Tired of missing the latest gigs? Sick of being the one who reads about them on Facebook or in a paper the next morning?
So were the founders of Songkick, a startup created out of the realization that to be kept up to date about live music acts you either need to trawl dozens of bands’ sites while signing up for newsletters or you can collect all that information in one place so you never miss a gig.
Songkick collates information from hundreds of box offices, bands and artists worldwide and delivers them to the user so they can instantly be shown what’s happening in their area and follow their favorite artists.
Based in London, co-founders Ian Hogarth (CEO), Michelle You (COO) and Pete Smith (Product Development) set about creating the platform in 2007. Graduates of Y Combinator, they raised funding from Index Ventures and are based in Tech City UKwith a staff of 28.
I spoke to veteran of Silicon Valley (and former Googler) CTO Dan Crow about how they got where they are and where they go from here.
Songkick’s viability depends on creating a large user-base. “That started early 2010,” Crow said. “These last 2 years to 18 months we are seeing an upward surge in our users.”

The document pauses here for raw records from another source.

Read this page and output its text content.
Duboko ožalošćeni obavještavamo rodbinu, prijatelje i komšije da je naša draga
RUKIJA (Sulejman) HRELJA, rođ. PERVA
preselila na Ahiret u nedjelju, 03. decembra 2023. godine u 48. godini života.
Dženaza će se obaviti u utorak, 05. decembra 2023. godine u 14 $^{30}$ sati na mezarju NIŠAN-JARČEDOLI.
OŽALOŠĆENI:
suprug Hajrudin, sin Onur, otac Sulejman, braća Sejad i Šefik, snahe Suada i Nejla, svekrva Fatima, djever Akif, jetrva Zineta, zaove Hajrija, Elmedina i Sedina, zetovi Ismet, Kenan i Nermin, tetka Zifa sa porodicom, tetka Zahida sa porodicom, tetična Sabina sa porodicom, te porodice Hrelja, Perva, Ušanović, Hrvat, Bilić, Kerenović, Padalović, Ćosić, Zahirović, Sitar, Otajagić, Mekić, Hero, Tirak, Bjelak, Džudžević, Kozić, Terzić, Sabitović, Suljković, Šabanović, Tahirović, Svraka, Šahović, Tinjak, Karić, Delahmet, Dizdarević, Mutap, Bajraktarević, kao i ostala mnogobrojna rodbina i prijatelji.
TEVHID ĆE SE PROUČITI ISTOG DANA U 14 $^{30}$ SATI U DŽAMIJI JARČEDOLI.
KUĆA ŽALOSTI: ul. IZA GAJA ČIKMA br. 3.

‘Surge’ isn’t an overstatement either; SongKick is now trails behind TicketMaster as the second largest ticket sales and distribution site in the world. And if that wasn’t impressive enough, the SongKick iTunes App saw 100,000 downloads within the first 10 days.
Despite being based in London (with a small office in San Francisco), the company draws 25% of its users from the UK. 50% are from North America and 25% from a range of other countries. How did they achieved such robust growth rates in a short amount of time?
“We frequently survey our customers,” Crow told me. “Surveys are increasingly showing us that a year after signing up, users are going to 70% more live gigs.”
Like Paypal’s early relationship with Visa, Mastercard and the other card services companies it can also work alongside Ticketmaster which allows Songkick to sell seats to shows.